Anne se echó a reír.

—¿Cuándo si no? Está anocheciendo y Jack ahora está libre. Será más fácil.

Jack frunció el ceño al verlas entrar en el camarote.

—¿Qué ocurre? —preguntó con cautela.

—Mark quiere decirte algo —animó Anne.

—Verás... Me temo que no he dicho toda la verdad. —Mary habría preferido tener algo de tiempo para preparar lo que iba a decir—. Mark es solo un nombre que utilizo para embarcar. En realidad me llamo Mary. Mary Read. Siento el engaño, y solicito permiso para permanecer en este navío bajo tu mando.

Anne asintió satisfecha y Jack descruzó los brazos y los dejó caer a los lados, aturdido. Dio un paso hacia atrás y contempló a Mary de arriba a abajo durante casi un minuto.

—¿Jack...? —llamó Anne.

—Oh, joder... —Jack se pasó una mano por el pelo y soltó una carcajada incrédula—. ¡Pues claro! Ahora lo entiendo todo. ¿Cómo no me di cuenta...?

Y volvió a guardar silencio.

—Así que... ¿Puedo quedarme? —insistió Mary.

—¿Qué clase de pregunta es esa? Te ordeno que lo hagas. No había visto a alguien tan capaz en mucho tiempo. —Jack entonces reparó en algo y bajó la voz—: Lamento mi comportamiento. Es que...

—Da igual —aseguró Mary. No quería oír explicaciones sobre sus celos infundados—. Gracias... capitán.

—Bienvenida a bordo, Mary Read —dijo Jack extendiéndole la mano.

—Ahora no tengo inconveniente alguno en que se lo comuniques al resto de la tripulación.

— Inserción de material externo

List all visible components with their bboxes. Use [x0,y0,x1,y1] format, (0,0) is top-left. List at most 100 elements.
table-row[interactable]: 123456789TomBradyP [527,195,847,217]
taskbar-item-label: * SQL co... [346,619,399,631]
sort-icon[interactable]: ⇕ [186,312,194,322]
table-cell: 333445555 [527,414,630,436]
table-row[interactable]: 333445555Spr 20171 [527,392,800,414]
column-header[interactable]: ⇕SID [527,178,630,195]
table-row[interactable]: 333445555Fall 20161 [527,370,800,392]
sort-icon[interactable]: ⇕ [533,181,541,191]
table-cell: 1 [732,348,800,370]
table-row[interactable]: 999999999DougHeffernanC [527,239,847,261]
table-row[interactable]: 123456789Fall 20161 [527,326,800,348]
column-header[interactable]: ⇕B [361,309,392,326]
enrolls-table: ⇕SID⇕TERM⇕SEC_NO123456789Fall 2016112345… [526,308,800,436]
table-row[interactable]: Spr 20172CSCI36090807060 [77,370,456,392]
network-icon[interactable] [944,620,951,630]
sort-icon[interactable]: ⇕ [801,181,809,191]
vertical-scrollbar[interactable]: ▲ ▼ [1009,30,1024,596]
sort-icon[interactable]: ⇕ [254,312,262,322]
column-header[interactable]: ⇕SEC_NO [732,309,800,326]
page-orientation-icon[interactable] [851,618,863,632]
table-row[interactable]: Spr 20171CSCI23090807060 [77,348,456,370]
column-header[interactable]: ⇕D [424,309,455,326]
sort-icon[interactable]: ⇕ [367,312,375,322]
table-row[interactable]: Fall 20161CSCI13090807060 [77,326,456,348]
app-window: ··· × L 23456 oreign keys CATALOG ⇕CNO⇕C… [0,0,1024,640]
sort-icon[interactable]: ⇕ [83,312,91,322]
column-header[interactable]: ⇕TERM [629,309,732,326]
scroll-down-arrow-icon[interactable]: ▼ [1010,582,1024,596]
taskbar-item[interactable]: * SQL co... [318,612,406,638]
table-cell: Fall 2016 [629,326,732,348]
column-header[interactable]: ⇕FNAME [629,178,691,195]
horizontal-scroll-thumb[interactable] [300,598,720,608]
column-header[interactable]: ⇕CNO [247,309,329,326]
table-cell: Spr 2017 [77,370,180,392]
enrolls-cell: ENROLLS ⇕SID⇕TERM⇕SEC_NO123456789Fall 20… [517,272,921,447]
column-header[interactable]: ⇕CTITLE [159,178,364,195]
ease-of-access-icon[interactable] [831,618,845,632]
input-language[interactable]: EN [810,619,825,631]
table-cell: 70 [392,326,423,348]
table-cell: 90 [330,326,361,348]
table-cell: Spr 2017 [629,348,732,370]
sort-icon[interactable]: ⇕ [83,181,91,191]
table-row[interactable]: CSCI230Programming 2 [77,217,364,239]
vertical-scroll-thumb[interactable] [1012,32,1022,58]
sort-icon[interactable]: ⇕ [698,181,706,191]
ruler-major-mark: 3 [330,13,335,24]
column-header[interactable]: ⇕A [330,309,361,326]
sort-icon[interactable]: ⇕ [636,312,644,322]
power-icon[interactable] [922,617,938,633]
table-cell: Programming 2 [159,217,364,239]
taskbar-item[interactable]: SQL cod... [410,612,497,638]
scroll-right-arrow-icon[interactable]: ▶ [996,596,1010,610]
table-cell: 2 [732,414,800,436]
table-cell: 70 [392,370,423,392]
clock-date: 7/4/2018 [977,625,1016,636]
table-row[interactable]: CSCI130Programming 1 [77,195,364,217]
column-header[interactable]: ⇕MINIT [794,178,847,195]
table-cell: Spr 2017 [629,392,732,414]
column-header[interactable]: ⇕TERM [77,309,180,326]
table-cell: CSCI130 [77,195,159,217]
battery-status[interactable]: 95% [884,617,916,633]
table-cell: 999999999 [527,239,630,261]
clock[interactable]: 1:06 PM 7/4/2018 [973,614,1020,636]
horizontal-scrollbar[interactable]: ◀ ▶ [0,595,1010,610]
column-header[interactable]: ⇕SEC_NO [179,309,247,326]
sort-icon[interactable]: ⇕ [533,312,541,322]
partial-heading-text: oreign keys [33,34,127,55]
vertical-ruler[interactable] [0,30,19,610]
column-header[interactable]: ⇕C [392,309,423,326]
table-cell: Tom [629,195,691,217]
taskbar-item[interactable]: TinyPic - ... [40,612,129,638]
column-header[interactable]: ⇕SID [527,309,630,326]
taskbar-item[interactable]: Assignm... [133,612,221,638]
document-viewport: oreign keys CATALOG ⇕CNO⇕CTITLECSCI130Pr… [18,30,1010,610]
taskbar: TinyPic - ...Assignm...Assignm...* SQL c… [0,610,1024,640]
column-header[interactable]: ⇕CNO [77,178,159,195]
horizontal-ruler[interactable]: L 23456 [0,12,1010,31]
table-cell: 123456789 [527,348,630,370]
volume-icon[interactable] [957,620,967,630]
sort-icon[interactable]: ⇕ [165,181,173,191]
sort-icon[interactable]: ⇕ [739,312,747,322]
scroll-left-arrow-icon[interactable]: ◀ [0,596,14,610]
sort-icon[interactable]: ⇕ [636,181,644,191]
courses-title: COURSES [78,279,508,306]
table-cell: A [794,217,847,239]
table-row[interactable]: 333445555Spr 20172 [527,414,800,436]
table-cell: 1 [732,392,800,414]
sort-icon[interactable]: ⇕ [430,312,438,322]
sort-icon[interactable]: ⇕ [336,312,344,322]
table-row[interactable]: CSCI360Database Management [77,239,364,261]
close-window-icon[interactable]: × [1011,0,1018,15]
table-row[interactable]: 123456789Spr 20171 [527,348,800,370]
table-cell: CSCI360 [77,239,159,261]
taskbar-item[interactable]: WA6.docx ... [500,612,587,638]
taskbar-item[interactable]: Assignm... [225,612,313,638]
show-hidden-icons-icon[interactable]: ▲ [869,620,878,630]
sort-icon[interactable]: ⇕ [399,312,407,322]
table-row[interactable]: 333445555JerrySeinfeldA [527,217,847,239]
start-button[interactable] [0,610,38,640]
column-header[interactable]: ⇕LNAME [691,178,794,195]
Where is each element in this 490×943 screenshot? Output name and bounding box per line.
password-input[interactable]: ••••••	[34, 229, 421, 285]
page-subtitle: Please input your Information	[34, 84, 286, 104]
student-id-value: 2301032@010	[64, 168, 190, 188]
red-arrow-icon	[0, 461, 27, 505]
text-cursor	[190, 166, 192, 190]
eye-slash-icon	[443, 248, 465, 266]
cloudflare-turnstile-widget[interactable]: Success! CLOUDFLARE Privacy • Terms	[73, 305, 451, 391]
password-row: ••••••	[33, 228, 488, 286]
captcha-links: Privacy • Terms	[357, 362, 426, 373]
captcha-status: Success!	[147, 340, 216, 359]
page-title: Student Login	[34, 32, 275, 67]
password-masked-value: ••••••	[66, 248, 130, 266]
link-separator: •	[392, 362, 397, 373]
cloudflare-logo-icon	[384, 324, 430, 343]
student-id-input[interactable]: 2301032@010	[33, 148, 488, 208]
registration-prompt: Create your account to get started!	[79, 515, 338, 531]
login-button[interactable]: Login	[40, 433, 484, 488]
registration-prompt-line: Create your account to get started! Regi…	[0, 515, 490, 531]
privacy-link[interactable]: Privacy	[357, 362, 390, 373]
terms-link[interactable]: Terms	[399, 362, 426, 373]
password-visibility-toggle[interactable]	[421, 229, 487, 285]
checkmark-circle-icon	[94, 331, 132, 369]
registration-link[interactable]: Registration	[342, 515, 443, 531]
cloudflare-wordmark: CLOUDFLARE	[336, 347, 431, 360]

—Te agradezco la confianza, pero esa es una decisión que solo a ti te corresponde tomar.

Le dio las gracias una vez más y salió con Anne al exterior.

—Ahora a por los demás —alentó Anne.

—Poco a poco. No estoy tan segura del resto.

—A mí me han aceptado.

—Yo no soy tú.

—Cierto.

Un breve silencio las envolvió.

—Dentro de poco alcanzaremos Puerto Rico —informó Anne—. Deberías ir pensando qué le vas a decir a ese cabrón.

Mary se rascó una ceja y suspiró. No lo tenía nada claro.